Truth resonates far more than fascinating characters or plots.  If the lesson is a lie, it will never have the same power.

Monday, January 7, 2013

Finding Your Heroes

My daughter recently wrote this in an e-mail to her teen writing club:

I think the most lovable characters, or at least the ones I love the
most, are those that are defiantly cheerful.

The ones who've had really hard lives, like REALLY hard lives. But
they turn around and laugh in life's face anyway, even though it
hurts, even though everything they've been through has left them
scarred in so many ways. I can think of several off the top of my head
and I'm going to rant about them.

 As I read through her list of defiantly cheerful characters I remembered how much I love characters like that. How much I love to write with characters like that. How much I want to be like that. I decided that my New Year's Resolution is to be defiantly cheerful. Within a day, my life seemed 100% better. Nothing had changed except my decision to laugh instead of cry at whatever came my way.

I have a friend in my local "Writing a Book Club" who told me that his parents didn't give him much moral direction as he was growing up. But when his friends started doing drugs or other irresponsible things, he remembered the characters he loved from "The Lord of the Rings." He thought to himself, "Aragorn wouldn't do that." So he didn't do it either.

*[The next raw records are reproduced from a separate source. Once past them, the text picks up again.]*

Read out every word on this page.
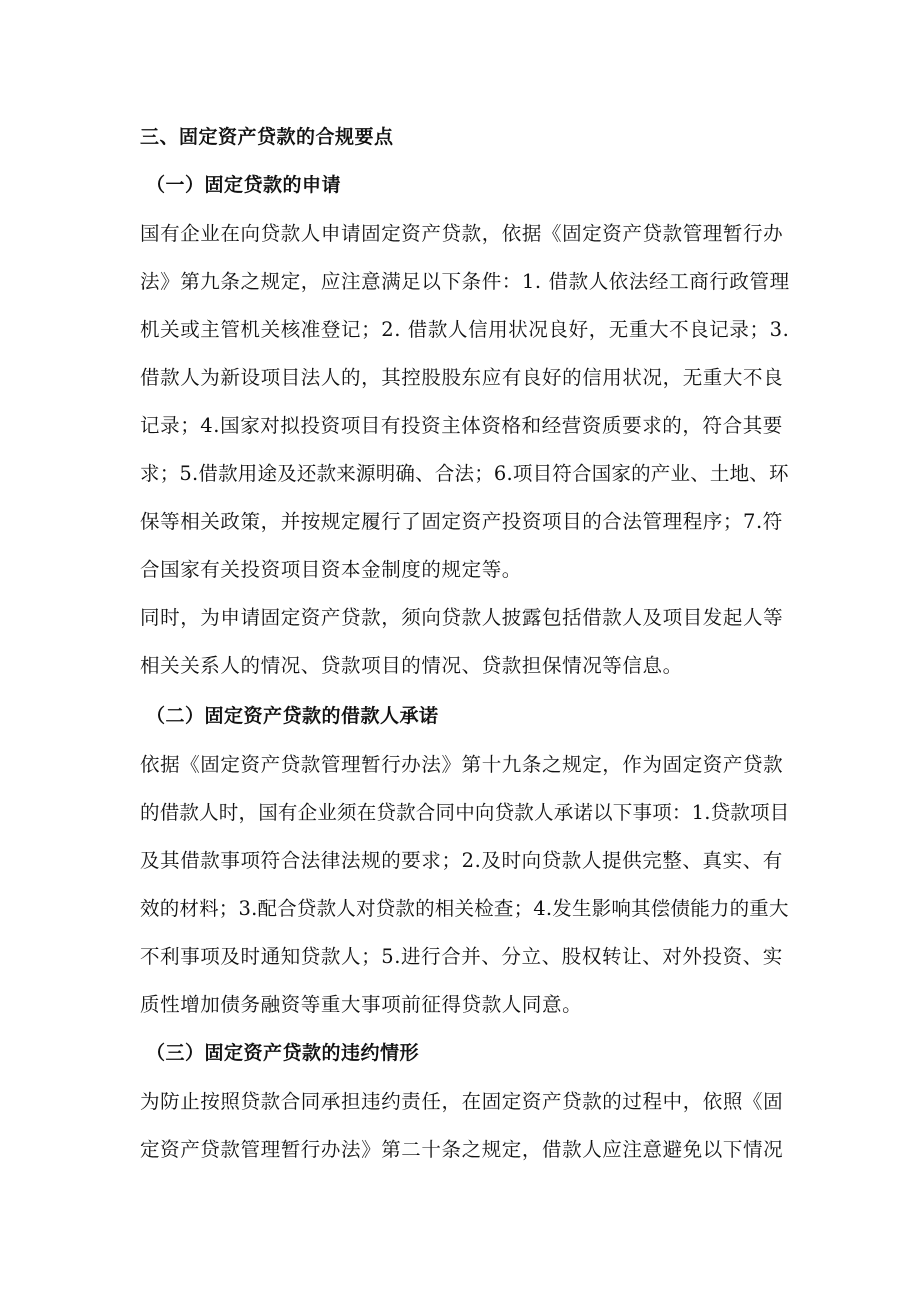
三、固定资产贷款的合规要点
（一）固定贷款的申请
国有企业在向贷款人申请固定资产贷款，依据《固定资产贷款管理暂行办
法》第九条之规定，应注意满足以下条件：1. 借款人依法经工商行政管理
机关或主管机关核准登记；2. 借款人信用状况良好，无重大不良记录；3.
借款人为新设项目法人的，其控股股东应有良好的信用状况，无重大不良
记录；4.国家对拟投资项目有投资主体资格和经营资质要求的，符合其要
求；5.借款用途及还款来源明确、合法；6.项目符合国家的产业、土地、环
保等相关政策，并按规定履行了固定资产投资项目的合法管理程序；7.符
合国家有关投资项目资本金制度的规定等。
同时，为申请固定资产贷款，须向贷款人披露包括借款人及项目发起人等
相关关系人的情况、贷款项目的情况、贷款担保情况等信息。
（二）固定资产贷款的借款人承诺
依据《固定资产贷款管理暂行办法》第十九条之规定，作为固定资产贷款
的借款人时，国有企业须在贷款合同中向贷款人承诺以下事项：1.贷款项目
及其借款事项符合法律法规的要求；2.及时向贷款人提供完整、真实、有
效的材料；3.配合贷款人对贷款的相关检查；4.发生影响其偿债能力的重大
不利事项及时通知贷款人；5.进行合并、分立、股权转让、对外投资、实
质性增加债务融资等重大事项前征得贷款人同意。
（三）固定资产贷款的违约情形
为防止按照贷款合同承担违约责任，在固定资产贷款的过程中，依照《固
定资产贷款管理暂行办法》第二十条之规定，借款人应注意避免以下情况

That's why he wants to be a writer now. He wants to provide the same kind of direction for young people that he found in the characters he loved.

When I was a tween-aged reader I scoured the fiction section of the library, searching for something I desperately needed. I read book after book, hunting, hoping to fill this void in my soul. What was I looking for? I needed a hero. I wanted a young woman I could look up to and emulate. I needed to watch someone like me navigate the troubled waters of adolescence and come out on the other side as a successful young adult.

There are a lot of books out there about people who are less than exemplary. They make selfish choices that cause suffering to themselves and those around them. What I really want is to see someone who makes the right choices no matter what.

Who are your heroes from story? What kind of heroes are you going to give the next generation?